From without there came into the hall the wild cry of the populace that the Swiss guards had been killed, and shouts accompanied the heads as they were carried about on the points of pikes. The crack of muskets was heard, and the roar of cannon. The last faithful regiments were contending against the army of the revolutionists, while within the hall the election by the French people of a General Convention was discussed.
This scene lasted the whole day; the whole day the queen sat in the glowing heat, her son asleep in her lap, motionless, and like a marble statue. She appeared to be alive only when once in a while a sigh or a faint moan escaped her. A glass of water mixed with currant-juice was the only nourishment she took through the day.
At about five in the afternoon, while the Assembly was still deliberating about the disposal of the king, Louis turned composedly around to the valet who was standing back of him.
"I am hungry," he said; "bring me something to eat!" Hue hastened to bring, from a restaurant near by, a piece of roast chicken, some fruit and stewed plums; a small table was procured, and carried into the reporters' box of the "Logograph."
The countenance of the king lightened up a little, as he sat down at the table and ate his dinner with a good appetite. He did not hear the suppressed sobs that issued from a dark corner of the box. To this corner the unhappy woman had withdrawn, who yesterday was Queen of France, and whose pale cheeks reddened with shame at this hour to see the king eating with his old relish!
The tears started afresh from her eyes, and, in order to dry them, she asked for a handkerchief, for her own was already wet with her tears, and with the sweat which she had wiped from the forehead of her sleeping boy. But no one of her friends could reach her a handkerchief that was not red with the blood of those who had been wounded in the defence of the queen!
It was only at two o'clock in the night that the living martyrdom of this session ended, and the royal family were conducted to the cells of the former Convent des Feuillants, which was above the rooms of the Assembly, and which had hastily been put in readiness for the night quarters of the royal family. Hither armed men, using their gun-barrels as candlesticks for the tapers which they carried, marched, conducting a king and a queen to their improvised sleeping- rooms. A dense crowd of people, bearing weapons, surrounded them, and often closed the way, so that it needed the energetic command of the officer in charge to make a free passage for them.
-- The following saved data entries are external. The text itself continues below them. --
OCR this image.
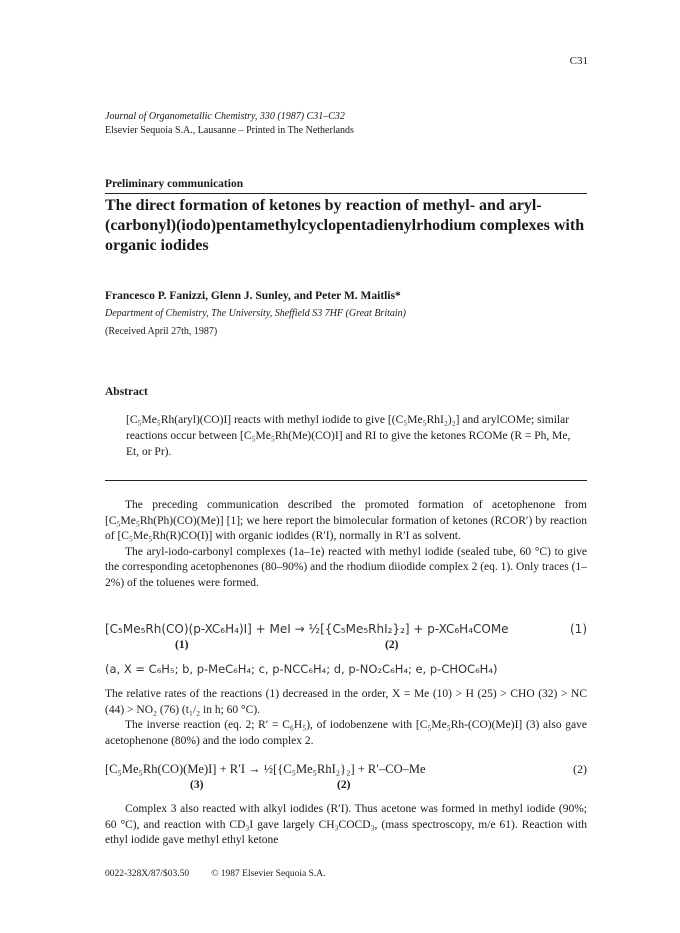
C31
Journal of Organometallic Chemistry, 330 (1987) C31–C32
Elsevier Sequoia S.A., Lausanne – Printed in The Netherlands
Preliminary communication
The direct formation of ketones by reaction of methyl- and aryl-(carbonyl)(iodo)pentamethylcyclopentadienylrhodium complexes with organic iodides
Francesco P. Fanizzi, Glenn J. Sunley, and Peter M. Maitlis*
Department of Chemistry, The University, Sheffield S3 7HF (Great Britain)
(Received April 27th, 1987)
Abstract
[C₅Me₅Rh(aryl)(CO)I] reacts with methyl iodide to give [(C₅Me₅RhI₂)₂] and arylCOMe; similar reactions occur between [C₅Me₅Rh(Me)(CO)I] and RI to give the ketones RCOMe (R = Ph, Me, Et, or Pr).
The preceding communication described the promoted formation of acetophenone from [C₅Me₅Rh(Ph)(CO)(Me)] [1]; we here report the bimolecular formation of ketones (RCOR′) by reaction of [C₅Me₅Rh(R)CO(I)] with organic iodides (R′I), normally in R′I as solvent.
The aryl-iodo-carbonyl complexes (1a–1e) reacted with methyl iodide (sealed tube, 60 °C) to give the corresponding acetophenones (80–90%) and the rhodium diiodide complex 2 (eq. 1). Only traces (1–2%) of the toluenes were formed.
[C₅Me₅Rh(CO)(p-XC₆H₄)I] + MeI → ½[{C₅Me₅RhI₂}₂] + p-XC₆H₄COMe	(1)
(1)	(2)
(a, X = C₆H₅; b, p-MeC₆H₄; c, p-NCC₆H₄; d, p-NO₂C₆H₄; e, p-CHOC₆H₄)
The relative rates of the reactions (1) decreased in the order, X = Me (10) > H (25) > CHO (32) > NC (44) > NO₂ (76) (t₁/₂ in h; 60 °C).
The inverse reaction (eq. 2; R′ = C₆H₅), of iodobenzene with [C₅Me₅Rh-(CO)(Me)I] (3) also gave acetophenone (80%) and the iodo complex 2.
[C₅Me₅Rh(CO)(Me)I] + R′I → ½[{C₅Me₅RhI₂}₂] + R′–CO–Me	(2)
(3)	(2)
Complex 3 also reacted with alkyl iodides (R′I). Thus acetone was formed in methyl iodide (90%; 60 °C), and reaction with CD₃I gave largely CH₃COCD₃, (mass spectroscopy, m/e 61). Reaction with ethyl iodide gave methyl ethyl ketone
0022-328X/87/$03.50 © 1987 Elsevier Sequoia S.A.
The populace drew back, but bellowed and sang into the ears of the queen as she passed by:
"Madame Veto avait promis D'fegorger tout Paris."
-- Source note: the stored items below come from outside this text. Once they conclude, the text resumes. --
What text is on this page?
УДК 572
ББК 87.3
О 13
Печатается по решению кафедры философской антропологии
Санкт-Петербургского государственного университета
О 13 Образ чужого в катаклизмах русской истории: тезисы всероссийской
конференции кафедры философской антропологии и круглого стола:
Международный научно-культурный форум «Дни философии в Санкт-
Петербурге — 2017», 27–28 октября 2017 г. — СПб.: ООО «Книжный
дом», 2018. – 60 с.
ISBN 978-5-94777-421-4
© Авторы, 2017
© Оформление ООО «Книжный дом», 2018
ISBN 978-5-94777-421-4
These horrible faces, these threatening, abusive voices, frightened the dauphin, who clung tremblingly to his mother. Marie Antoinette stooped down to him and whispered a few words in his ear. At once the countenance of the boy brightened, and he sprang quickly and joyfully up the staircase; but at the top he stood still, and waited for his sister, who was so heavy with sleep that she had to be led slowly up. "Listen, Theresa," said the prince, joyously, "mamma has promised me that I shall sleep in her room with her, because I was so good before the bad people. " [Footnote: Goncourt.—"Histoirede Marie Antoinette," p. 234.] And he jumped about delightedly into the rooms which had been opened, and in which a supper had been even prepared. But suddenly, his countenance darkened, and his eyes wandered around with an anxious look.
"Where is Moufflet?" he asked. "He came with me, and he was with me when we left the box. Moufflet, Moufflet, where are you, Moufflet?" and asking this question loudly, the dauphin hurried through the four rooms everywhere seeking after the little dog, the inheritance from his brother, the former Dauphin of France.